Sechs qualitativ unterschiedliche Essays von Mark Greif sind im Band »Bluescreen« versammelt. »Ein Argument vor sechs Hintergründen« heißt es ein bisschen monströs im Untertitel, wobei man sich am Ende der Lektüre fragt, welches Argument denn wohl gemeint ist, außer vielleicht jenes, dass alles irgendwie was mit Medien zu tun hat und das Bluescreen-Verfahren des Fernsehens Assoziationen mit dem Himmel wecken könnte (daher vermutlich auch der progressive Gedanke, dem Büchlein eine gelb-oranges Cover zu verpassen). Greifs Stärke ist eindeutig nicht die Analytik, was er jedoch – anders als so manch anderer Essayist – leider nicht mit einer gewissen Sprachmächtigkeit zu kompensieren vermag. Auch die Assoziationen, die er entwickelt, sind bedauerlicherweise nur begrenzt geistvoll.

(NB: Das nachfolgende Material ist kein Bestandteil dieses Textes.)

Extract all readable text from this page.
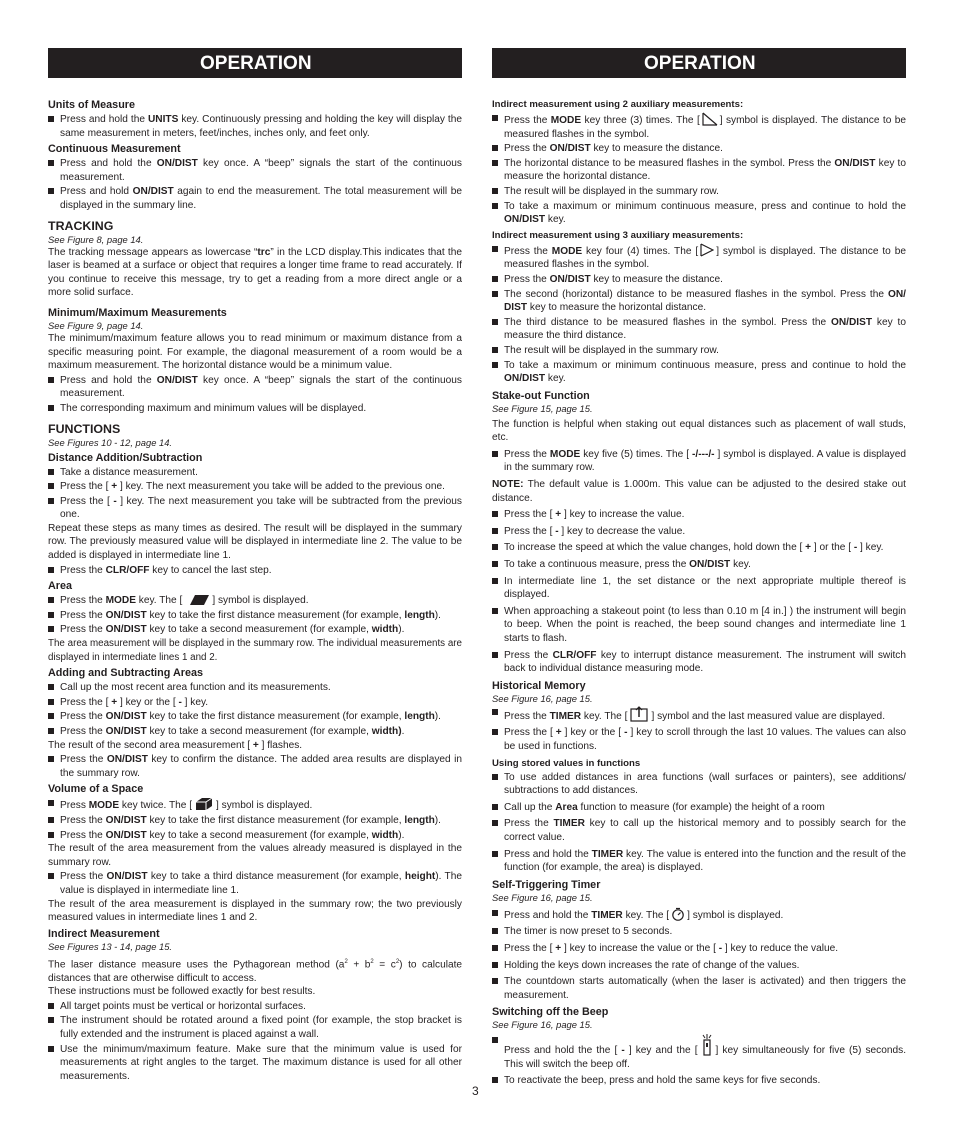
OPERATION
Units of Measure
Press and hold the UNITS key. Continuously pressing and holding the key will display the same measurement in meters, feet/inches, inches only, and feet only.
Continuous Measurement
Press and hold the ON/DIST key once. A “beep” signals the start of the continuous measurement.
Press and hold ON/DIST again to end the measurement. The total measurement will be displayed in the summary line.
TRACKING
See Figure 8, page 14.

The tracking message appears as lowercase “trc” in the LCD display.This indicates that the laser is beamed at a surface or object that requires a longer time frame to read accurately. If you continue to receive this message, try to get a reading from a more direct angle or a more solid surface.

Minimum/Maximum Measurements
See Figure 9, page 14.

The minimum/maximum feature allows you to read minimum or maximum distance from a specific measuring point. For example, the diagonal measurement of a room would be a maximum measurement. The horizontal distance would be a minimum value.

Press and hold the ON/DIST key once. A “beep” signals the start of the continuous measurement.
The corresponding maximum and minimum values will be displayed.
FUNCTIONS
See Figures 10 - 12, page 14.
Distance Addition/Subtraction
Take a distance measurement.
Press the [ + ] key. The next measurement you take will be added to the previous one.
Press the [ - ] key. The next measurement you take will be subtracted from the previous one.

Repeat these steps as many times as desired. The result will be displayed in the summary row. The previously measured value will be displayed in intermediate line 2. The value to be added is displayed in intermediate line 1.

Press the CLR/OFF key to cancel the last step.
Area
Press the MODE key. The [	] symbol is displayed.
Press the ON/DIST key to take the first distance measurement (for example, length).
Press the ON/DIST key to take a second measurement (for example, width).

The area measurement will be displayed in the summary row. The individual measurements are displayed in intermediate lines 1 and 2.

Adding and Subtracting Areas
Call up the most recent area function and its measurements.
Press the [ + ] key or the [ - ] key.
Press the ON/DIST key to take the first distance measurement (for example, length).
Press the ON/DIST key to take a second measurement (for example, width).

The result of the second area measurement [ + ] flashes.

Press the ON/DIST key to confirm the distance. The added area results are displayed in the summary row.
Volume of a Space
Press MODE key twice. The [ ] symbol is displayed.
Press the ON/DIST key to take the first distance measurement (for example, length).
Press the ON/DIST key to take a second measurement (for example, width).

The result of the area measurement from the values already measured is displayed in the summary row.

Press the ON/DIST key to take a third distance measurement (for example, height). The value is displayed in intermediate line 1.

The result of the area measurement is displayed in the summary row; the two previously measured values in intermediate lines 1 and 2.

Indirect Measurement
See Figures 13 - 14, page 15.

The laser distance measure uses the Pythagorean method $(a^2 + b^2 = c^2)$ to calculate distances that are otherwise difficult to access.

These instructions must be followed exactly for best results.

All target points must be vertical or horizontal surfaces.
The instrument should be rotated around a fixed point (for example, the stop bracket is fully extended and the instrument is placed against a wall.
Use the minimum/maximum feature. Make sure that the minimum value is used for measurements at right angles to the target. The maximum distance is used for all other measurements.
OPERATION
Indirect measurement using 2 auxiliary measurements:
Press the MODE key three (3) times. The [ ] symbol is displayed. The distance to be measured flashes in the symbol.
Press the ON/DIST key to measure the distance.
The horizontal distance to be measured flashes in the symbol. Press the ON/DIST key to measure the horizontal distance.
The result will be displayed in the summary row.
To take a maximum or minimum continuous measure, press and continue to hold the ON/DIST key.
Indirect measurement using 3 auxiliary measurements:
Press the MODE key four (4) times. The [ ] symbol is displayed. The distance to be measured flashes in the symbol.
Press the ON/DIST key to measure the distance.
The second (horizontal) distance to be measured flashes in the symbol. Press the ON/ DIST key to measure the horizontal distance.
The third distance to be measured flashes in the symbol. Press the ON/DIST key to measure the third distance.
The result will be displayed in the summary row.
To take a maximum or minimum continuous measure, press and continue to hold the ON/DIST key.
Stake-out Function
See Figure 15, page 15.

The function is helpful when staking out equal distances such as placement of wall studs, etc.

Press the MODE key five (5) times. The [ -/---/- ] symbol is displayed. A value is displayed in the summary row.

NOTE: The default value is 1.000m. This value can be adjusted to the desired stake out distance.

Press the [ + ] key to increase the value.
Press the [ - ] key to decrease the value.
To increase the speed at which the value changes, hold down the [ + ] or the [ - ] key.
To take a continuous measure, press the ON/DIST key.
In intermediate line 1, the set distance or the next appropriate multiple thereof is displayed.
When approaching a stakeout point (to less than 0.10 m [4 in.] ) the instrument will begin to beep. When the point is reached, the beep sound changes and intermediate line 1 starts to flash.
Press the CLR/OFF key to interrupt distance measurement. The instrument will switch back to individual distance measuring mode.
Historical Memory
See Figure 16, page 15.
Press the TIMER key. The [ ] symbol and the last measured value are displayed.
Press the [ + ] key or the [ - ] key to scroll through the last 10 values. The values can also be used in functions.
Using stored values in functions
To use added distances in area functions (wall surfaces or painters), see additions/ subtractions to add distances.
Call up the Area function to measure (for example) the height of a room
Press the TIMER key to call up the historical memory and to possibly search for the correct value.
Press and hold the TIMER key. The value is entered into the function and the result of the function (for example, the area) is displayed.
Self-Triggering Timer
See Figure 16, page 15.
Press and hold the TIMER key. The [ ] symbol is displayed.
The timer is now preset to 5 seconds.
Press the [ + ] key to increase the value or the [ - ] key to reduce the value.
Holding the keys down increases the rate of change of the values.
The countdown starts automatically (when the laser is activated) and then triggers the measurement.
Switching off the Beep
See Figure 16, page 15.
Press and hold the the [ - ] key and the [ ] key simultaneously for five (5) seconds. This will switch the beep off.
To reactivate the beep, press and hold the same keys for five seconds.
3
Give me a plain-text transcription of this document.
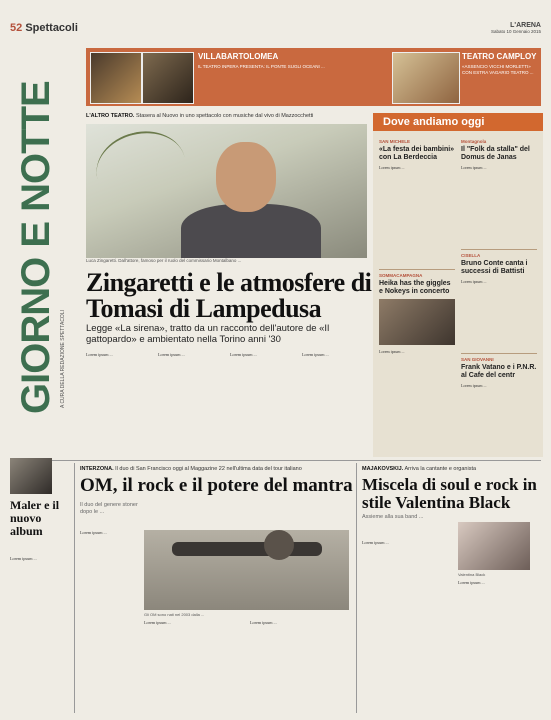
52 Spettacoli	L'ARENA
Sabato 10 Gennaio 2015
GIORNO E NOTTE
A CURA DELLA REDAZIONE SPETTACOLI
VILLABARTOLOMEA
IL TEATRO INPERA PRESENTA: IL PONTE SUGLI OCEANI ...
TEATRO CAMPLOY
«ASSENCIO VICCHI MORLETTI» CON ESTRA VAGARIO TEATRO ...
L'ALTRO TEATRO. Stasera al Nuovo in uno spettacolo con musiche dal vivo di Mazzocchetti
Luca Zingaretti. Dall'attore, famoso per il ruolo del commissario Montalbano ...
Zingaretti e le atmosfere di Tomasi di Lampedusa
Legge «La sirena», tratto da un racconto dell'autore de «Il gattopardo» e ambientato nella Torino anni '30
Lorem ipsum ...	Lorem ipsum ...	Lorem ipsum ...	Lorem ipsum ...
Dove andiamo oggi
SAN MICHELE
«La festa dei bambini» con La Berdeccia
Lorem ipsum ...
Montagnola
Il "Folk da stalla" del Domus de Janas
Lorem ipsum ...
CISELLA
Bruno Conte canta i successi di Battisti
Lorem ipsum ...
SOMMACAMPAGNA
Heika has the giggles e Nokeys in concerto
Lorem ipsum ...
SAN GIOVANNI
Frank Vatano e i P.N.R. al Cafe del centr
Lorem ipsum ...
Maler e il nuovo album
Lorem ipsum ...
INTERZONA. Il duo di San Francisco oggi al Maggazine 22 nell'ultima data del tour italiano
OM, il rock e il potere del mantra
Il duo del genere stoner dopo le ...
Lorem ipsum ...
Gli OM sono nati nel 2003 dalla ...
Lorem ipsum ...	Lorem ipsum ...
MAJAKOVSKIJ. Arriva la cantante e organista
Miscela di soul e rock in stile Valentina Black
Assieme alla sua band ...
Valentina Black
Lorem ipsum ...
Lorem ipsum ...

Aber der Reihe nach. Zwei Essays fallen deutlich ab und sind letztlich nur argumentationsfreie Thesenaufsätze. In »Gesetzgebung aus dem Bauch heraus oder: Umverteilung« greift der Autor zunächst das ritualisierte Ventilieren von Ansichten zu allem und jedem als Meinungshuberei an, um dann selber in solche zu verfallen und mit einer als surreal bezeichneten Gesetzgebung dem Individualismus das Wort zu reden, ein bedingungsloses Grundeinkommen zu fordern (10.000 Dollar/Jahr) und alle Einkommen über 100.000 Dollar im Jahr zu 100% zu besteuern. Dabei nennt er außer seinem Gerechtigkeitsempfinden leider keine Gründe und so bleibt nur ein immerhin gut gemeinter Text. Und in seinem Aufsatz über Youtube spielt er mit der These, dass das Leben ohne Internet früher angenehmer gewesen sei und moniert am Ende, dass Youtube kein sauber verwaltetes chronologisches Archiv vorweisen kann und damit genau so gedächtnislos sei wie das Fernsehen.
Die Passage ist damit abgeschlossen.